Punishments Rise as Student Protests Escalate

Punishments Rise as Student Protests Escalate

Some college administrators are increasingly punishing student activists with suspensions, expulsions and arrests…

The actions of the students and the college administrators resemble campus climates during the Civil Rights Movement, Vietnam War and the apartheid era in South Africa… What has changed is the pressure politicians and donors now exert on college leaders to support a particular viewpoint

by Kathryn Palmer, reposted from Inside Higher Ed, April 15, 2024

Six months after the Israel-Hamas war set off a new wave of campus activism in the United States, students are still protesting in full force. And at some institutions administrators are responding to student demonstrators—especially supporters of Palestinians—with increasingly harsh discipline.

In late March, Vanderbilt University police arrested four students and a local journalist after protesters took over the chancellor’s office, demanding the administration restore an Israeli divestment-related amendment removed from the student government ballot. Three students were subsequently expelled and others received suspensions or disciplinary probation.

Less than two weeks later in California, 20 students were arrested at Pomona College — and some have since been suspended—after masked protesters from the Pomona Divest from Apartheid coalition stormed the president’s office and allegedly hurled a racial slur at an administrator.

And on Saturday, the Students for Justice in Palestine chapter at Rutgers University at New Brunswick said in a statement that it was cancelling a walkout “in solidarity and remembrance of the people of Gaza who no longer have any universities left,” planned for Monday, after administrators reportedly warned them of possible suspension or even expulsion if the protest went forward.

In some ways, the actions of the students and the college administrators resemble campus climates during the Civil Rights Movement, Vietnam War and the apartheid era in South Africa, among other eras of social upheaval. What has changed, however, is the pressure politicians and donors now exert on college leaders to support a particular viewpoint.

‘Outside Pressures’

“The outside pressures are real, larger than they’ve been in my memory and are going to continue to build,” said Tom Ginsburg, a law professor at the University of Chicago and faculty director of the university’s Forum for Free Inquiry and Expression. He noted that incidents of students shouting down campus speakers with whom they disagree in recent years is part of the larger context.

“That’s been building and it’s changed the academic culture in a bad way,” Ginsburg said. “We’re seeing some backlash against that and university leaders are caught in the middle.”

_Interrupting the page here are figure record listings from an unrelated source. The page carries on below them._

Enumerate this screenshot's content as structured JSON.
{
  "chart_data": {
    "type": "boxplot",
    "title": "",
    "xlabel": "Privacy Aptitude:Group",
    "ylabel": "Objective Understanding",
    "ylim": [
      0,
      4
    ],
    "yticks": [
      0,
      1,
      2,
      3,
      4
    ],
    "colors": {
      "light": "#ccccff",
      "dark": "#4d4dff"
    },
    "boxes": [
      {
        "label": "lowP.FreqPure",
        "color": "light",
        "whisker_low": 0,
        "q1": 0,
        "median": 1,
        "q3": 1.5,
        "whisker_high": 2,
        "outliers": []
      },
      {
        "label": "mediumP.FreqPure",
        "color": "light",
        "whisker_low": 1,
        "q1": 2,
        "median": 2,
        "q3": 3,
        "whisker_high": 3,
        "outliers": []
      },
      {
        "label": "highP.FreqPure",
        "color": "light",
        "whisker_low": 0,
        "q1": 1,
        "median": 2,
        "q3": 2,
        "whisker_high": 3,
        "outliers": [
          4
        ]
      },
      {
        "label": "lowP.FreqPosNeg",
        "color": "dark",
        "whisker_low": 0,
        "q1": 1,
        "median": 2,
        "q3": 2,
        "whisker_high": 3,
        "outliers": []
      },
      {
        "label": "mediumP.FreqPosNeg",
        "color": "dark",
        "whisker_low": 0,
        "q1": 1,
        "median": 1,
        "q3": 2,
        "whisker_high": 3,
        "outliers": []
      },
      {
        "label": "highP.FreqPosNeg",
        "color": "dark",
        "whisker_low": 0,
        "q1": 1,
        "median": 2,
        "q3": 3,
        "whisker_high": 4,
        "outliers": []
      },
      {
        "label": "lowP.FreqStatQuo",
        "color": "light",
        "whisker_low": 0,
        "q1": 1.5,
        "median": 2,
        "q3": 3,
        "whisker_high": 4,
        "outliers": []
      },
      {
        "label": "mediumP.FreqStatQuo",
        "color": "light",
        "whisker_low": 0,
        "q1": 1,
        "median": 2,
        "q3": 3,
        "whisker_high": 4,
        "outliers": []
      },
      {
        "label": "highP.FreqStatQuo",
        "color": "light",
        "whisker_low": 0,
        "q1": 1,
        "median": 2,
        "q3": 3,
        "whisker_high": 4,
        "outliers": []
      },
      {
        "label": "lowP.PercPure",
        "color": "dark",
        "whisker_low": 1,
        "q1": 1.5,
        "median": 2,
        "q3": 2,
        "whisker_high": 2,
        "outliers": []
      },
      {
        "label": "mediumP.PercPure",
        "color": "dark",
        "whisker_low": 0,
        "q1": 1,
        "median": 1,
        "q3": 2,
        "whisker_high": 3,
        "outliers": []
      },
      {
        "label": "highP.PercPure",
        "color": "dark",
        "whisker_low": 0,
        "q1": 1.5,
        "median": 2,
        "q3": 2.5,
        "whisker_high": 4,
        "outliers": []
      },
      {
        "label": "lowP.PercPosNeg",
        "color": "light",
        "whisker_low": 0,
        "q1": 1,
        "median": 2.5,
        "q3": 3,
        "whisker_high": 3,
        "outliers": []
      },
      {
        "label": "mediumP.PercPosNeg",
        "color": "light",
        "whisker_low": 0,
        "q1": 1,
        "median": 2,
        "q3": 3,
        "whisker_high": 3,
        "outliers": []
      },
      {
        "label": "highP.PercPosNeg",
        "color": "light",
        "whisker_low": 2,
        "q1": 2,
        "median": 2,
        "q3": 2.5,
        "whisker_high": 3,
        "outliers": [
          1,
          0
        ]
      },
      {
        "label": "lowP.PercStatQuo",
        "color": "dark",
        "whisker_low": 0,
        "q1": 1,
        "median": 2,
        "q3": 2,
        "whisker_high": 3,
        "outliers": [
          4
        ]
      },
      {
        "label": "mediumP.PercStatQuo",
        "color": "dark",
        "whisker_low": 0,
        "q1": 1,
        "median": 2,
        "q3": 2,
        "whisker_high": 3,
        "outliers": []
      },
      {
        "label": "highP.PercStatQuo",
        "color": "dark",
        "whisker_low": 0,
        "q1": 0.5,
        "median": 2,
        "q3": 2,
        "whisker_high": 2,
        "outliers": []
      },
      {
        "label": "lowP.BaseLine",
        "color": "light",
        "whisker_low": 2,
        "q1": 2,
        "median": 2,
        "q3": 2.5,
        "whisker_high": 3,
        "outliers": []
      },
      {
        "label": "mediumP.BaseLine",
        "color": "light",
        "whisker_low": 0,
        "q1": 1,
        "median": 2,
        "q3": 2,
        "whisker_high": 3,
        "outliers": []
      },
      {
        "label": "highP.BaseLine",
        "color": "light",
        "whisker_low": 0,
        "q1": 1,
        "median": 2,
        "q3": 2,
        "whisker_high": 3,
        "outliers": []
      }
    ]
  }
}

The intensified pressure on university leaders is likely to be on display Wednesday on Capitol Hill, where Minouche Shafik, president of Columbia University, and the co-chairs of its Board of Trustees will testify before the House Education and Workforce Committee about the university’s response to antisemitism.

The presidents of the University of Pennsylvania, MIT and Harvard University testified before the same committee in December, and were criticized for equivocating on questions about whether calls for the genocide of Jewish people violated university code of conduct policies.

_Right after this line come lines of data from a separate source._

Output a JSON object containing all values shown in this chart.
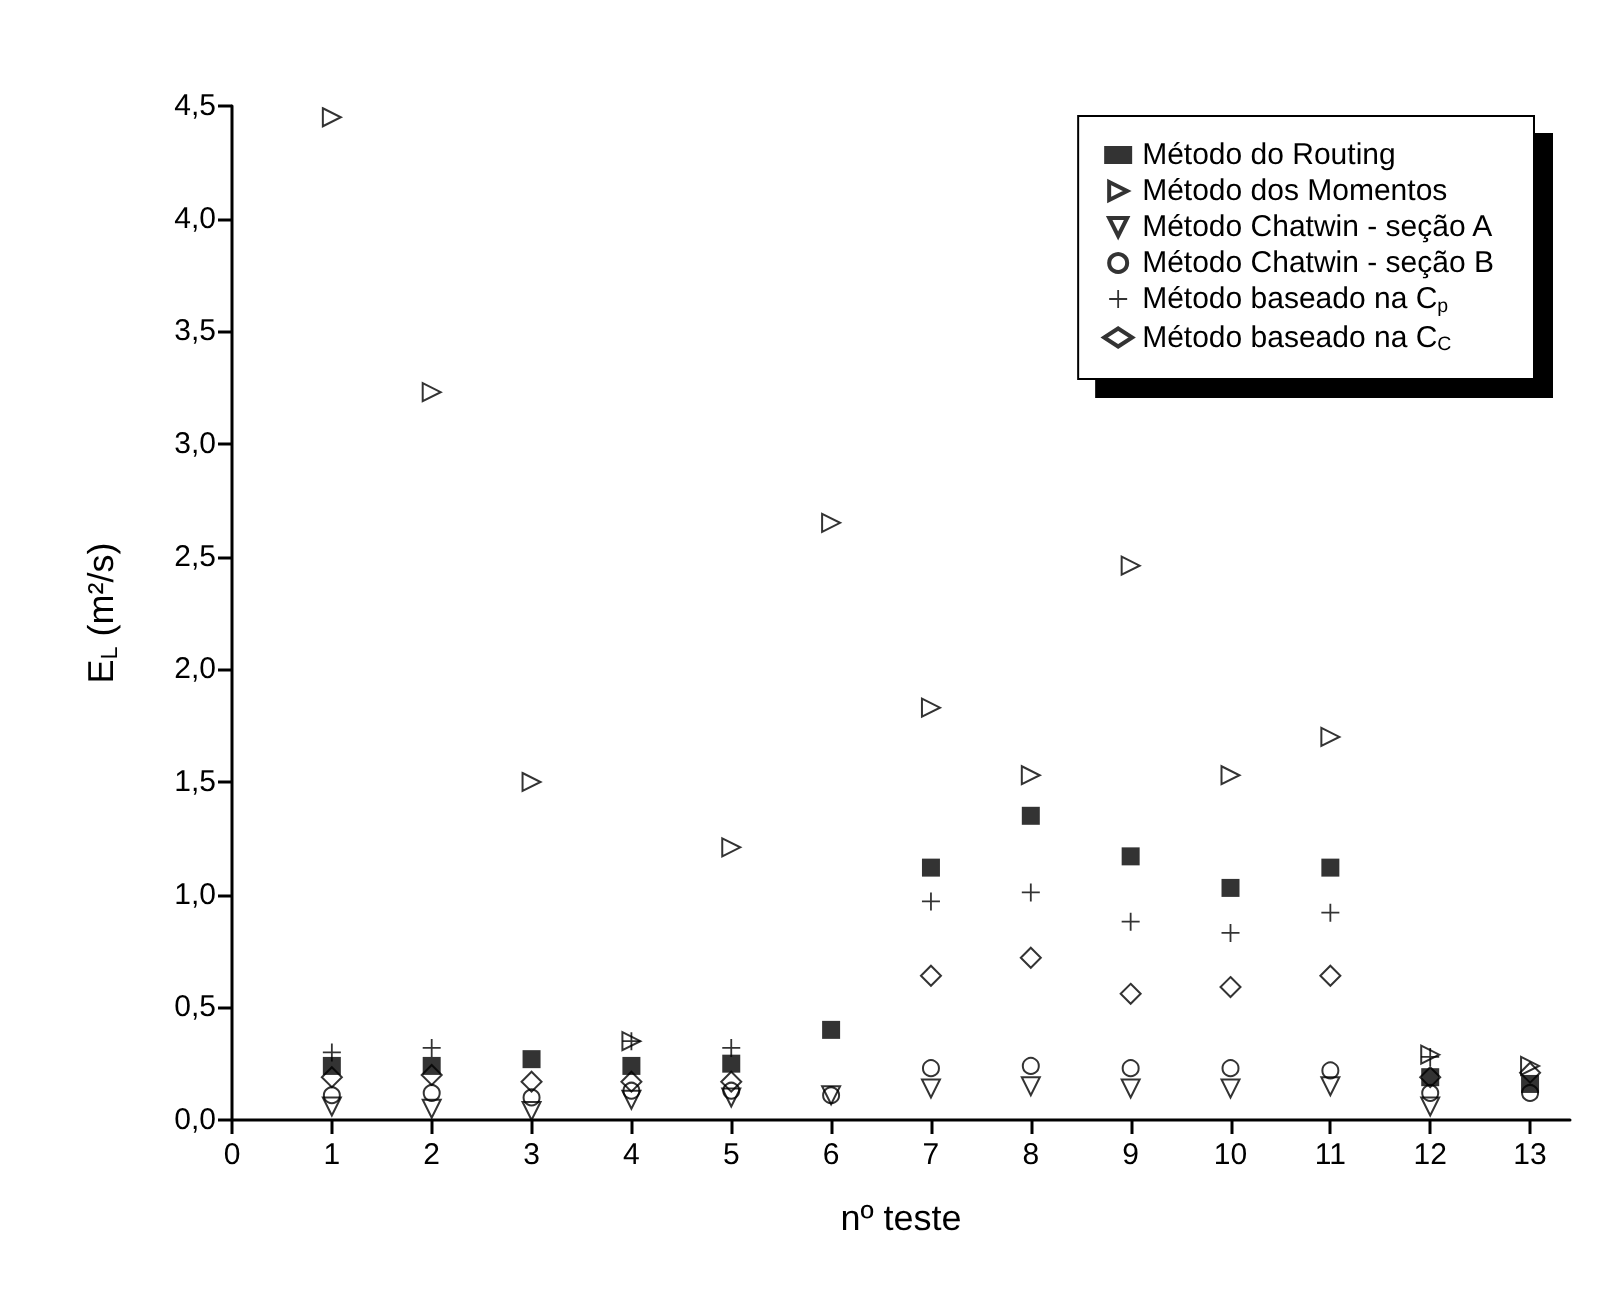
{
  "chart_data": {
    "type": "scatter",
    "xlabel": "nº teste",
    "ylabel": "E$_{L}$ (m²/s)",
    "x": [
      1,
      2,
      3,
      4,
      5,
      6,
      7,
      8,
      9,
      10,
      11,
      12,
      13
    ],
    "series": [
      {
        "name": "Método do Routing",
        "color": "#000000",
        "marker": "square",
        "values": [
          0.24,
          0.24,
          0.27,
          0.24,
          0.25,
          0.4,
          1.12,
          1.35,
          1.17,
          1.03,
          1.12,
          0.19,
          0.16
        ]
      },
      {
        "name": "Método dos Momentos",
        "color": "#000000",
        "marker": "triangle-right",
        "values": [
          4.45,
          3.23,
          1.5,
          0.35,
          1.21,
          2.65,
          1.83,
          1.53,
          2.46,
          1.53,
          1.7,
          0.29,
          0.24
        ]
      },
      {
        "name": "Método Chatwin - seção A",
        "color": "#000000",
        "marker": "triangle-down",
        "values": [
          0.06,
          0.05,
          0.04,
          0.09,
          0.1,
          0.11,
          0.14,
          0.15,
          0.14,
          0.14,
          0.15,
          0.06,
          null
        ]
      },
      {
        "name": "Método Chatwin - seção B",
        "color": "#000000",
        "marker": "circle",
        "values": [
          0.11,
          0.12,
          0.1,
          0.13,
          0.13,
          0.11,
          0.23,
          0.24,
          0.23,
          0.23,
          0.22,
          0.12,
          0.12
        ]
      },
      {
        "name": "Método baseado na C$_{p}$",
        "color": "#000000",
        "marker": "cross",
        "values": [
          0.3,
          0.32,
          null,
          0.35,
          0.32,
          null,
          0.97,
          1.01,
          0.88,
          0.83,
          0.92,
          0.28,
          null
        ]
      },
      {
        "name": "Método baseado na C$_{C}$",
        "color": "#000000",
        "marker": "diamond",
        "values": [
          0.19,
          0.2,
          0.17,
          0.17,
          0.17,
          null,
          0.64,
          0.72,
          0.56,
          0.59,
          0.64,
          0.19,
          0.21
        ]
      }
    ],
    "xlim": [
      0,
      13.4
    ],
    "xticks": [
      0,
      1,
      2,
      3,
      4,
      5,
      6,
      7,
      8,
      9,
      10,
      11,
      12,
      13
    ],
    "ylim": [
      0,
      4.5
    ],
    "yticks": [
      {
        "value": 0,
        "label": "0,0"
      },
      {
        "value": 0.5,
        "label": "0,5"
      },
      {
        "value": 1,
        "label": "1,0"
      },
      {
        "value": 1.5,
        "label": "1,5"
      },
      {
        "value": 2,
        "label": "2,0"
      },
      {
        "value": 2.5,
        "label": "2,5"
      },
      {
        "value": 3,
        "label": "3,0"
      },
      {
        "value": 3.5,
        "label": "3,5"
      },
      {
        "value": 4,
        "label": "4,0"
      },
      {
        "value": 4.5,
        "label": "4,5"
      }
    ],
    "grid": false,
    "legend": "top right"
  }
}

By January, Penn and Harvard’s presidents had resigned.

“Politicians, having gotten two Ivy League university presidents fired, see great merit in keeping this issue alive and are using the moment to turn to other longstanding goals, one of which is attacking DEI bureaucracies,” Ginsburg said. “The issue now is well beyond Israel and Palestine. It has to do with whether universities can actually govern ourselves in ways that accomplish our mission or if we will be continually subjected to restrictions from the government along with the other pressures we face from society.”

In the lead-up to Columbia’s turn in the hot seat this week, Columbia earlier this month suspended students who held an unauthorized panel discussion called “Resistance 101” that featured speakers from the pro-Palestinian groups Within Our Lifetime, Masar Badil and the Samidoun Palestinian Prisoner Solidarity Network.

Shafik, Columbia’s president, said in a statement that the speakers are “known to support terrorism and promote violence,” characterizing the event as “an abhorrent breach of our values.”


Kathryn Palmer is a general assignment reporter for Inside Higher Ed.